His role will change this year, with the oft-injured Brian Orakpo having signed with the Tennessee Titans in the offseason, Trent Murphy likely assuming a full-time role opposite Kerrigan in his second season and the Redskins hoping to adopt more of an aggressive pass rush in their retooled one-gap, 3-4 defensive scheme.

“He’s a guy that plays every down,” coach Jay Gruden said. “He’s a guy that can stop the run, obviously. He’s very good at the point of attack, and he’s a guy that can get after the quarterback, so you know, we’re going to get consistent play out of Ryan. We need people around Ryan. He needs to continue to prove himself, obviously, and he will. He’s that type of guy, and he sets that tone for other people.

“When you see somebody like that get rewarded, and you see the type of work that he puts in, both on and off the field, it shows young guys what we’re all about here with the Washington Redskins, and other guys will follow. That’s what we need. We need more guys to perform like that and play like that.”

That type of work ethic was instilled in Kerrigan way before he joined the Redskins. John Hochstetler, Kerrigan’s coach at Muncie Central High School in Indiana, recalled Kerrigan’s devotion and commitment even before he joined Hochstetler’s team.

Watching him work out as an eighth-grader, Hochstetler was surprised by Kerrigan’s athleticism, which, even then, he judged to be far superior than that of several players already on the team.
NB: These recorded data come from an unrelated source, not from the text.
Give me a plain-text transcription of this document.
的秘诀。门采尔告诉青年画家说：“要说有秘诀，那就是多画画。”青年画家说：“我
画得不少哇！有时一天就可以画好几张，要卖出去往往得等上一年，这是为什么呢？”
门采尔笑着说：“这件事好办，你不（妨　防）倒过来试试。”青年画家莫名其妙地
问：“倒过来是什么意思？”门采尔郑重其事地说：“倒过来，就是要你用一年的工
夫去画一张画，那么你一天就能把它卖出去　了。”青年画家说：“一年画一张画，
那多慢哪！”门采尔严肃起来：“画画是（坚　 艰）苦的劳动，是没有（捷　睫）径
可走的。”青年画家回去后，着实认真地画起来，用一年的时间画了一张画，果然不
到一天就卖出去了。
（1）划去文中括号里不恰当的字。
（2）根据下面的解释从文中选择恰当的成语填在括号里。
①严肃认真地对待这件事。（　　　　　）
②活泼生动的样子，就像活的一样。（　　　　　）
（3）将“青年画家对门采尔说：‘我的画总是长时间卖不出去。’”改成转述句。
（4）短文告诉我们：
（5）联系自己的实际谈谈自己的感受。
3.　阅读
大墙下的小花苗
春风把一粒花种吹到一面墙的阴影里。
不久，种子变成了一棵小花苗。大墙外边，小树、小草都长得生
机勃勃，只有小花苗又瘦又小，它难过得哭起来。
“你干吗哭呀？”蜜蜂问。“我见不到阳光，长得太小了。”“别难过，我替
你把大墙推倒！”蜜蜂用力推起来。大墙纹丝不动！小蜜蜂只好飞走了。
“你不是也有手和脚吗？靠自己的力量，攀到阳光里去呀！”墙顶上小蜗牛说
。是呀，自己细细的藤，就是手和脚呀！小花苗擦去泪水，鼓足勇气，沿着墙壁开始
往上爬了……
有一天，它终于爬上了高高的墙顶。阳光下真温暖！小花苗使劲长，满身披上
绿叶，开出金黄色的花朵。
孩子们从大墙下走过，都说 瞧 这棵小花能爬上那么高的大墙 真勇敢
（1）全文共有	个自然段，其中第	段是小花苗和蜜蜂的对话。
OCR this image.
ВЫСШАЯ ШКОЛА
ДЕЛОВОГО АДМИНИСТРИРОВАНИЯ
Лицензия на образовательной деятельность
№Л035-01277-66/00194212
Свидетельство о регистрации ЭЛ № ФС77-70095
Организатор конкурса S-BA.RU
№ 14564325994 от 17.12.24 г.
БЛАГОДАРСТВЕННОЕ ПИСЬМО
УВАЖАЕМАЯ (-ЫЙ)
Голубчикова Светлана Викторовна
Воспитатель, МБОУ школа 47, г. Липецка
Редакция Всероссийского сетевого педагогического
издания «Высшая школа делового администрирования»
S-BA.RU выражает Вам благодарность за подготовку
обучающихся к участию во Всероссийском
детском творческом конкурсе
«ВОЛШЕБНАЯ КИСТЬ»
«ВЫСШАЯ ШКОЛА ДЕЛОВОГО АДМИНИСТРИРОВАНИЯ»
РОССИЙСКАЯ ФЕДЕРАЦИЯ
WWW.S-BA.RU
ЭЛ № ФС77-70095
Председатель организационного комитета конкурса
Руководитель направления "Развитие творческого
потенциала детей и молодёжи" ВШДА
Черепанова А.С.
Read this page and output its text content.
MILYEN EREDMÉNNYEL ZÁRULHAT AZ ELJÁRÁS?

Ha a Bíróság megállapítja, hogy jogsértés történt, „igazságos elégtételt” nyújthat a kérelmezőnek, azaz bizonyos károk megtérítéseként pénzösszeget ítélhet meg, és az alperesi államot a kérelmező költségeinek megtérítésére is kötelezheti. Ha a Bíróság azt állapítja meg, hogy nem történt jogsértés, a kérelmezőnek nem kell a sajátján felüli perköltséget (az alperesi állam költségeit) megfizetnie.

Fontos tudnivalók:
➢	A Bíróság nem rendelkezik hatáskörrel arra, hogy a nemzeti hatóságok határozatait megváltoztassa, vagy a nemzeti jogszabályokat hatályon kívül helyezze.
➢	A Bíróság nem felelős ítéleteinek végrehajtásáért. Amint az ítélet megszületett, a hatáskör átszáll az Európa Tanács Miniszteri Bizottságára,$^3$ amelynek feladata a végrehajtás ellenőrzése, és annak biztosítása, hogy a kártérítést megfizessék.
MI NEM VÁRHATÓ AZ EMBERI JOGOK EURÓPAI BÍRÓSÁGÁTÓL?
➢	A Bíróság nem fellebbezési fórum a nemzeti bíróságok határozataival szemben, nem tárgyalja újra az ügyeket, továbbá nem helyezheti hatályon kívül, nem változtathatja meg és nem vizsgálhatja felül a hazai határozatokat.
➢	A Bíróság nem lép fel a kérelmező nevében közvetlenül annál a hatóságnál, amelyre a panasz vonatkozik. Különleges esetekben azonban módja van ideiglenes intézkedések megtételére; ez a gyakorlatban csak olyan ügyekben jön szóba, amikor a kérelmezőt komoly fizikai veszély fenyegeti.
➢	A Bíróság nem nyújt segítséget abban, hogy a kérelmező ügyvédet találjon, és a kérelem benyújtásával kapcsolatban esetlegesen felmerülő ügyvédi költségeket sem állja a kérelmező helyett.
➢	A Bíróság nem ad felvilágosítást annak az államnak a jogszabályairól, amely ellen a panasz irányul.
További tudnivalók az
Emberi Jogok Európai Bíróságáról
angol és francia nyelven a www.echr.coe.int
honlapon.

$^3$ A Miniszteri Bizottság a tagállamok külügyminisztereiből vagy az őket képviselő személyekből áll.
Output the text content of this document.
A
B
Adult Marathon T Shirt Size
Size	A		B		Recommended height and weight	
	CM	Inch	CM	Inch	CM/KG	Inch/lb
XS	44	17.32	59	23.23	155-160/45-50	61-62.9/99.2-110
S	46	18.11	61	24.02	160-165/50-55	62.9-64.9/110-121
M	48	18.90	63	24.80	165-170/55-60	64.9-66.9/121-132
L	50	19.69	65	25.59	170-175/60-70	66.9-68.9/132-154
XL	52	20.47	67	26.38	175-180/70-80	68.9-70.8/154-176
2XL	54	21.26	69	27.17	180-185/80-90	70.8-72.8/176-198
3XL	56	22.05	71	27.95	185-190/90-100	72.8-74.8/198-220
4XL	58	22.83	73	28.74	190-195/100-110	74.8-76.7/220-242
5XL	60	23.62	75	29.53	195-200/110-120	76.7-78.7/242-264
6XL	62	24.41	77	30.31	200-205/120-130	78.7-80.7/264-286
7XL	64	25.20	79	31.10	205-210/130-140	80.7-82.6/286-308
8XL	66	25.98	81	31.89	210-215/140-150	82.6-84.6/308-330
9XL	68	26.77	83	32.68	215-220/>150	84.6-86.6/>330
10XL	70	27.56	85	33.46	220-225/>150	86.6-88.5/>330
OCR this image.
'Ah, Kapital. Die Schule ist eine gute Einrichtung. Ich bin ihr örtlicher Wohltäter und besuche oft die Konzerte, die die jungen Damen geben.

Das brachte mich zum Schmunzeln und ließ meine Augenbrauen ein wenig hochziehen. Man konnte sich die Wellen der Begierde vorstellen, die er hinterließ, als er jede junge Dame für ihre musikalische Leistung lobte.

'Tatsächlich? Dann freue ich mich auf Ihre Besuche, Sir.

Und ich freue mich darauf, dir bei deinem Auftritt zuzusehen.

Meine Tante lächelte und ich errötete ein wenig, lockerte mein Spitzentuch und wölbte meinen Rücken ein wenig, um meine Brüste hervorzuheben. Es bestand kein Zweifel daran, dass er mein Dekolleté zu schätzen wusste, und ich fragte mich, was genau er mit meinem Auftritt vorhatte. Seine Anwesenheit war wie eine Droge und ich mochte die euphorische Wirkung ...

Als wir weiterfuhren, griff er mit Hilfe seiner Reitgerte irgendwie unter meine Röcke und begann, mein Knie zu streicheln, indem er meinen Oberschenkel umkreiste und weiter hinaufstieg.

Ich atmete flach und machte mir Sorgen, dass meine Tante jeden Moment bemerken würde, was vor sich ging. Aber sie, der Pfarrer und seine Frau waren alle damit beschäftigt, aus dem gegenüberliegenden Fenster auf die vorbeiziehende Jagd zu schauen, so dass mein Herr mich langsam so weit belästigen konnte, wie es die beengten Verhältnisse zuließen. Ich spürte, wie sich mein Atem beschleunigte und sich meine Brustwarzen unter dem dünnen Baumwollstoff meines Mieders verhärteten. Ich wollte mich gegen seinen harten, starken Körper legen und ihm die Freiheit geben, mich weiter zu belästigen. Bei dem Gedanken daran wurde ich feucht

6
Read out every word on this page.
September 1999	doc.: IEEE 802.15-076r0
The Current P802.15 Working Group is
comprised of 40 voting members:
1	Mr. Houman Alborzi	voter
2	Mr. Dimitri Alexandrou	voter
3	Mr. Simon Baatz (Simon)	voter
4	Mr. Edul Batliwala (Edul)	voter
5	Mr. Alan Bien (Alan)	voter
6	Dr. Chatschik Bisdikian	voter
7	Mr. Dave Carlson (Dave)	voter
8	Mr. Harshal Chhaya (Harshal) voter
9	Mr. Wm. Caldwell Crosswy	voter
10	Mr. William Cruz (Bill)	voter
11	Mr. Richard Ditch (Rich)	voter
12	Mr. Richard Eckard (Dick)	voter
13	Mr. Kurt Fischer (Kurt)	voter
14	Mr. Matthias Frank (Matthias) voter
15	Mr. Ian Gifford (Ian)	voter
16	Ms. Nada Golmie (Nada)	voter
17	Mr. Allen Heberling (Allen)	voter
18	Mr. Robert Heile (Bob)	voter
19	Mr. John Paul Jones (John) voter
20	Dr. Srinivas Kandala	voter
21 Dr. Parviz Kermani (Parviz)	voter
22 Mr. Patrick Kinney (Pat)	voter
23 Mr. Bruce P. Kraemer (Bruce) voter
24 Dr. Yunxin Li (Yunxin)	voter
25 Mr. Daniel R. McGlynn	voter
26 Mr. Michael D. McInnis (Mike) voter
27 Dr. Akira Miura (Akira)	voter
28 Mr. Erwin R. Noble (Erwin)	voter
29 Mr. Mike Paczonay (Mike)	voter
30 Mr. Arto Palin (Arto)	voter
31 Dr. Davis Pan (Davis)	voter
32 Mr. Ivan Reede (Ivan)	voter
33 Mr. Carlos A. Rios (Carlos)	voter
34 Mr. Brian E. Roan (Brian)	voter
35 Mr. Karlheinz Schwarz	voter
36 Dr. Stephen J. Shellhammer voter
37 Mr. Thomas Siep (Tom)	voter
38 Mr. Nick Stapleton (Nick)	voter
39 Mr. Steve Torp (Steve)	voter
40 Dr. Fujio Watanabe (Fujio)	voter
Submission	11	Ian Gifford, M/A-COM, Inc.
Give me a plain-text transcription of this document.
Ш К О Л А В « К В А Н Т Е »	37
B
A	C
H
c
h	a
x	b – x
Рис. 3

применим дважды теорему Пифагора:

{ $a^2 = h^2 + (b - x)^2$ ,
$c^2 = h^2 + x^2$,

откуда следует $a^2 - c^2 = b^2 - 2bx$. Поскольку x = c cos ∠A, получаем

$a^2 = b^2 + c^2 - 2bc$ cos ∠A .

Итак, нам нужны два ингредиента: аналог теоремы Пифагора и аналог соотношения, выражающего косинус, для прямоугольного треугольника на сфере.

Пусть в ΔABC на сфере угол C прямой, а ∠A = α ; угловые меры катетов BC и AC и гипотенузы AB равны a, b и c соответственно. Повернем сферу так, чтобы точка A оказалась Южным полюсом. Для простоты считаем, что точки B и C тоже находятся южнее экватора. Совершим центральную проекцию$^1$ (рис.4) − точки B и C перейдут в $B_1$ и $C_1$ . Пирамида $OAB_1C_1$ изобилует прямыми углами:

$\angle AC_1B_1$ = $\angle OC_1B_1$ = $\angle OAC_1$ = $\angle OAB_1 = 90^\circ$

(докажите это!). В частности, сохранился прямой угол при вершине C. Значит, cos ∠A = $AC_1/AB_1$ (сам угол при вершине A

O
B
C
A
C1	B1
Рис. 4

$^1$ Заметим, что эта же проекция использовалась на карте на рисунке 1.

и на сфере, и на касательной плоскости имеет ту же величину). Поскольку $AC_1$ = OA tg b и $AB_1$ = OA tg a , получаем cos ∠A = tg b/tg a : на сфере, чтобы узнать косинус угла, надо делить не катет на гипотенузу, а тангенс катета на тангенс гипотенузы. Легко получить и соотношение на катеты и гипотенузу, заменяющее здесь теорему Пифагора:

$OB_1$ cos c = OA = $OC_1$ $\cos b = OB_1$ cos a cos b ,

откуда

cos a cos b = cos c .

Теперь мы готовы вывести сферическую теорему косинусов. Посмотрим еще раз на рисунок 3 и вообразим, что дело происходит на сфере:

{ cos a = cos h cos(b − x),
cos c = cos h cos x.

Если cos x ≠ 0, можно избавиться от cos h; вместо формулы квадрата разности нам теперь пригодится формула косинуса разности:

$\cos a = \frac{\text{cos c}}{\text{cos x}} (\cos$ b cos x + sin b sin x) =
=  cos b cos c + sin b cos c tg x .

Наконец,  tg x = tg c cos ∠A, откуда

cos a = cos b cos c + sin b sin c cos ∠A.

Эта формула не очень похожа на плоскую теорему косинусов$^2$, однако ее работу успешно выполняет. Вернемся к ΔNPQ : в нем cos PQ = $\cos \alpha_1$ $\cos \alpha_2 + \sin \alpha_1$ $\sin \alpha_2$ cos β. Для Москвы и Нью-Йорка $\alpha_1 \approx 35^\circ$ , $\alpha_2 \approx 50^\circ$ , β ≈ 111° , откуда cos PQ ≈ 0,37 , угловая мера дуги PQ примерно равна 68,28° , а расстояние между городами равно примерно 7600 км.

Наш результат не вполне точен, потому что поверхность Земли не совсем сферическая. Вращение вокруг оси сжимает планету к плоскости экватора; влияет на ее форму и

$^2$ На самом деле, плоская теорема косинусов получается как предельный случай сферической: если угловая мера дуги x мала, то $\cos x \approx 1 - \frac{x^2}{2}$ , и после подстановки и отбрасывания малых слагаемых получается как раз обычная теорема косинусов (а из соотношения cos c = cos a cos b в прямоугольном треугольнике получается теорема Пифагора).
“I’ve had a couple thousand kids in my 28 years of coaching high school football, and he is probably not only the greatest player, but also the greatest person that I’ve ever come into contact with,” Hochstetler said. “How often do you get to say that happens?”

Kerrigan has made his preference to stay with the Redskins well known over the years. This spring, he took over as the presenting sponsor of a local golf tournament that raises funds for the Leukemia & Lymphoma Society, and his foundation, launched two years ago, provides support for children and families in need in the greater Washington area.

“When you come to the NFL, and you get drafted by a certain team, you immediately develop a certain affinity for that team and that organization and that city,” Kerrigan said. “I certainly feel that way about the Redskins, and for them to give me this kind of vote of confidence to hopefully finish my career out [with the Redskins], it means the world to me.”

That’s no surprise to Hochstetler, who said he and Kerrigan are constantly in touch — which, he stressed, is something Kerrigan has made a priority. Even though Hochstetler now coaches at nearby Monroe Central High School, Kerrigan has still showed up at times to offer his support.

Although the two spoke recently, Hochstetler said Kerrigan never brought up the prospect of a new contract. When apprised of the value of Kerrigan’s new contract on Wednesday afternoon, Hochstetler was in awe.

“It’s a smart investment,” Hochstetler said. “I think he’s worth every penny of it.”